Brugsch descend et tombe littéralement sur une accumulation de cercueils et d’objet divers, à perte de vue de la lueur de sa lanterne. Il lit les noms sur les cercueils et est pris de vertiges, il a un malaise et doit remonter respirer l’air frais de la nuit. Il venait de déchiffrer les noms de certains des plus prestigieux rois du Nouvel Empire: Sety premier, Ramses II, Thoutmosis III, etc. sur plus de trente mètres, un empilement qui livrera 40 momies fameuses et plus de 8.500 objets ! C’est que les prêtres de la XXIe dynastie, responsables de la nécropole, avaient constaté l’étendue des pillages, ils ont ramassé, restauré et rassemblé tous ces éléments et constitué cette cachette.


Aussitôt rentré, Brugsch rappelle Maspéro mais, pendant le retour de celui-ci, la rumeur enfle et dans la vallée, on parle de murs d’or et de coffres remplis de diamants et de rubis. Lorsque Maspéro arrive enfin à Louxor, le danger est grand que la cachette ne soit attaquée, voire détruite par dépit par l’une ou l’autre tribu jalouse des Horabat.

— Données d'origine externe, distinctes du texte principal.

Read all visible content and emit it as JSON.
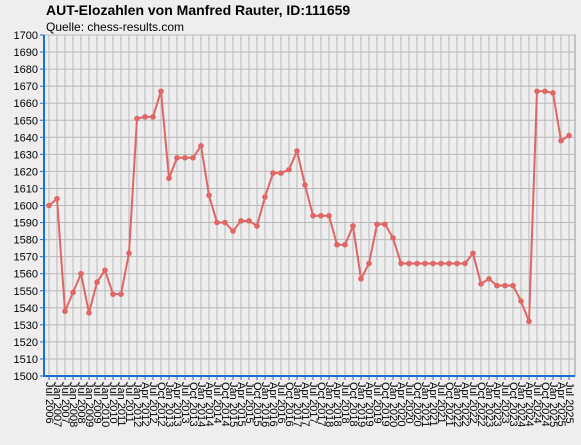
{
  "chart_data": {
    "type": "line",
    "title": "AUT-Elozahlen von Manfred Rauter, ID:111659",
    "subtitle": "Quelle: chess-results.com",
    "categories": [
      "Jul 2006",
      "Jan 2007",
      "Jul 2007",
      "Jan 2008",
      "Jul 2008",
      "Jan 2009",
      "Jul 2009",
      "Jan 2010",
      "Jul 2010",
      "Jan 2011",
      "Jul 2011",
      "Jan 2012",
      "Apr 2012",
      "Jul 2012",
      "Oct 2012",
      "Jan 2013",
      "Apr 2013",
      "Jul 2013",
      "Oct 2013",
      "Jan 2014",
      "Apr 2014",
      "Jul 2014",
      "Oct 2014",
      "Jan 2015",
      "Apr 2015",
      "Jul 2015",
      "Oct 2015",
      "Jan 2016",
      "Apr 2016",
      "Jul 2016",
      "Oct 2016",
      "Jan 2017",
      "Apr 2017",
      "Jul 2017",
      "Oct 2017",
      "Jan 2018",
      "Apr 2018",
      "Jul 2018",
      "Oct 2018",
      "Jan 2019",
      "Apr 2019",
      "Jul 2019",
      "Oct 2019",
      "Jan 2020",
      "Apr 2020",
      "Jul 2020",
      "Oct 2020",
      "Jan 2021",
      "Apr 2021",
      "Jul 2021",
      "Oct 2021",
      "Jan 2022",
      "Apr 2022",
      "Jul 2022",
      "Oct 2022",
      "Jan 2023",
      "Apr 2023",
      "Jul 2023",
      "Oct 2023",
      "Jan 2024",
      "Apr 2024",
      "Jul 2024",
      "Oct 2024",
      "Jan 2025",
      "Apr 2025",
      "Jul 2025"
    ],
    "values": [
      1600,
      1604,
      1538,
      1549,
      1560,
      1537,
      1555,
      1562,
      1548,
      1548,
      1572,
      1651,
      1652,
      1652,
      1667,
      1616,
      1628,
      1628,
      1628,
      1635,
      1606,
      1590,
      1590,
      1585,
      1591,
      1591,
      1588,
      1605,
      1619,
      1619,
      1621,
      1632,
      1612,
      1594,
      1594,
      1594,
      1577,
      1577,
      1588,
      1557,
      1566,
      1589,
      1589,
      1581,
      1566,
      1566,
      1566,
      1566,
      1566,
      1566,
      1566,
      1566,
      1566,
      1572,
      1554,
      1557,
      1553,
      1553,
      1553,
      1544,
      1532,
      1667,
      1667,
      1666,
      1638,
      1641
    ],
    "color": "#e06666",
    "ylim": [
      1500,
      1700
    ],
    "yticks": [
      1500,
      1510,
      1520,
      1530,
      1540,
      1550,
      1560,
      1570,
      1580,
      1590,
      1600,
      1610,
      1620,
      1630,
      1640,
      1650,
      1660,
      1670,
      1680,
      1690,
      1700
    ],
    "grid": true
  }
}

Maspéro décide donc de vider en urgence la cachette, il réquisitionne 200 fellahs de Louxor, les dénude pour éviter tout vol et, en 48 heures, vide la cachette sans même prendre la moindre note sur l’ordre et la disposition intérieurs.


Les coffres sont chargés sur le bateau et les autochtones vont saluer le convoi comme à l’époque antique, avec pleureuses et lamentations.

Aux portes de l’octroi du Caire, ne trouvant pas de mention de «Momies royales», le fonctionnaire va tout simplement les taxer comme «poisson séché» !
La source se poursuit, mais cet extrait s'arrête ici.